Dall'anno scorso, infatti, il fenomeno degli attacchi mirati (quelli che puntano a colpire un bersaglio preciso, spesso studiandolo per diverso tempo prima di sferrare l'offensiva) è aumentato dell'11% all'interno delle grazie aziende, da oltre mille dipendenti. Oltre che più frequenti, le operazioni cybercriminali stanno diventando più insidiose e difficili da analizzare: due terzi degli intervistati (il 66%) ritengono che le minacce siano sempre più complesse, mentre per il 52% è difficile spiegare la differenza tra attacchi generici e complessi. Queste percentuali appaiono ancor più preoccupanti se si pensa che una buona fetta del campione (oltre il 60%) è fatta di professionisti It.

 

 

Spesso le aziende hanno addirittura difficoltà ad accorgersi di essere state colpite, o a risalire a posteriori alle cause, modalità e tempistiche dell'attacco. E invece sarebbe importante farlo: a detta di Kaspersky, l’individuazione e il primo intervento sono cruciali per limitare i danni. In media, nelle grandi aziende un attacco informatico può causare la perdita di 1,2 milioni di dollari se viene scoperto dopo una settimana, mentre un rilevamento tempestivo riduce la cifra di più della metà (456 mila dollari). Lo studio ha mostrato, invece, che nell’ultimo anno appena un quarto (il 25%) delle aziende ha scoperto di aver subito un grave attacco nel medesimo giorno in cui è avvenuto.

 

 

 

Nonostante la diffusa incapacità di gestire bene le emergenze informatiche e nonostante l'ascesa dell'attività cybercriminale, un buon 77% di aziende ritiene di spendere a sufficienza o addirittura troppo per difendersi dagli attacchi mirati.

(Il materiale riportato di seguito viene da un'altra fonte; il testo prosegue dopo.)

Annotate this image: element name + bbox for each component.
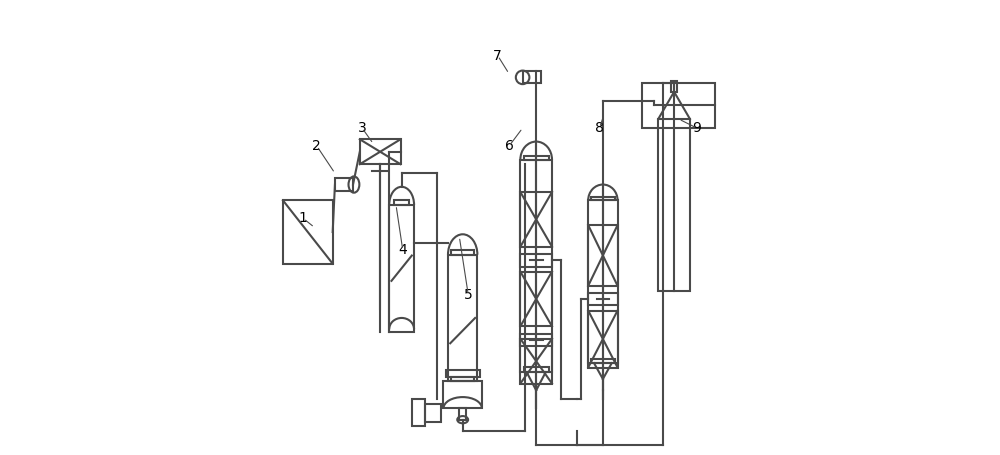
Bar	[588, 293, 618, 305]
Bar	[524, 156, 549, 160]
Bar	[446, 370, 480, 377]
Bar	[448, 255, 477, 381]
Bar	[394, 200, 409, 205]
Bar	[588, 200, 618, 363]
Bar	[520, 339, 552, 384]
Bar	[642, 83, 715, 128]
Bar	[443, 381, 482, 409]
Text: 3: 3	[358, 121, 366, 135]
Bar	[591, 359, 615, 363]
Bar	[360, 139, 401, 164]
Bar	[412, 399, 425, 426]
Text: 1: 1	[299, 212, 308, 226]
Bar	[591, 197, 615, 200]
Bar	[451, 250, 474, 255]
Text: 9: 9	[692, 121, 701, 135]
Text: 2: 2	[312, 139, 321, 153]
Bar	[588, 310, 618, 368]
Bar	[389, 205, 414, 332]
Bar	[520, 334, 552, 346]
Bar	[524, 367, 549, 372]
Bar	[459, 409, 466, 420]
Bar	[283, 200, 333, 264]
Bar	[520, 254, 552, 267]
Bar	[520, 272, 552, 326]
Bar	[335, 178, 353, 191]
Bar	[658, 119, 690, 291]
Text: 8: 8	[595, 121, 604, 135]
Bar	[520, 192, 552, 247]
Text: 4: 4	[398, 243, 407, 257]
Text: 5: 5	[464, 288, 473, 302]
Bar	[520, 160, 552, 372]
Text: 7: 7	[493, 49, 502, 63]
Bar	[523, 71, 541, 83]
Text: 6: 6	[505, 139, 513, 153]
Bar	[588, 225, 618, 286]
Bar	[451, 377, 474, 381]
Bar	[671, 81, 677, 92]
Bar	[425, 404, 441, 422]
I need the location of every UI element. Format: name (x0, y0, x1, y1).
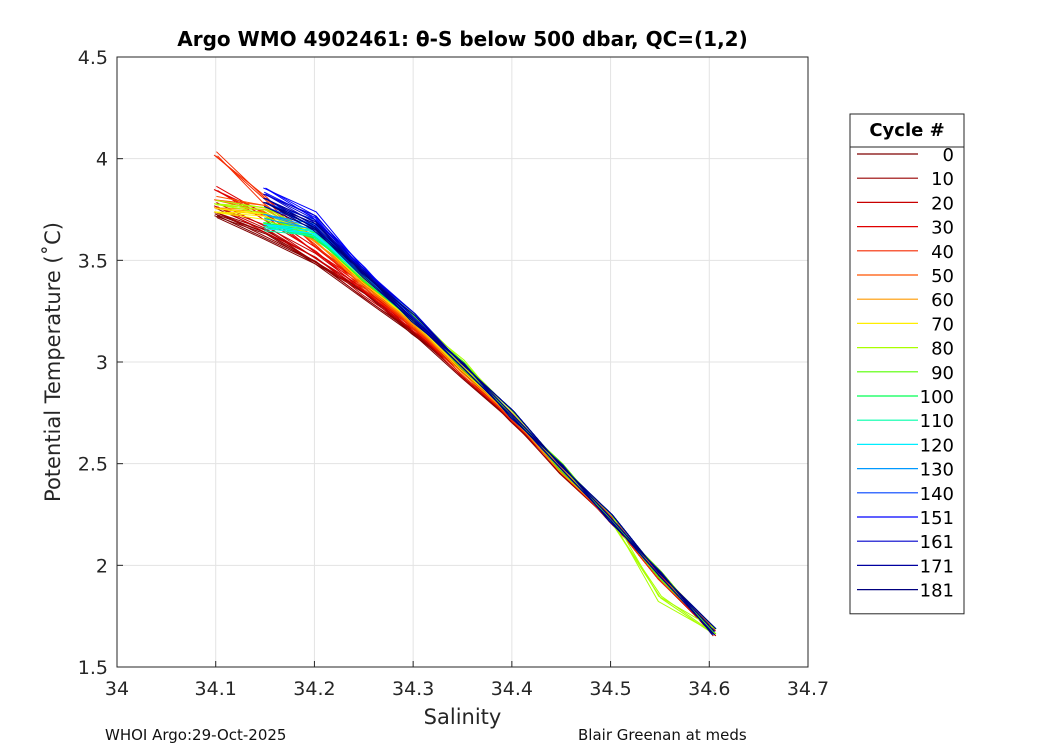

In effetti, i budget destinati all'acquisto di tecnologie di sicurezza (siano esse hardware, software o servizi) potrebbero non essere l'unico indicatore da valutare.

 

Come suggerisce Kaspersky, un approccio equilibrato al cosiddetto incident response prevede, sì, investimenti in tecnologie ma anche in personale dotato di competenze specifiche. Questo è un punto dolente, segnalato anche da un 53% di aziende che ammette di aver bisogno di assumere più specialisti con specifiche competenze in sicurezza It, vale a dire in Soc management (security operation centre), in incident response e in ricerca delle minacce; il dato sale al 61% nelle grandi imprese. È importante, inoltre, che l'azienda adotti processi corretti per la gestione del rischio informatico.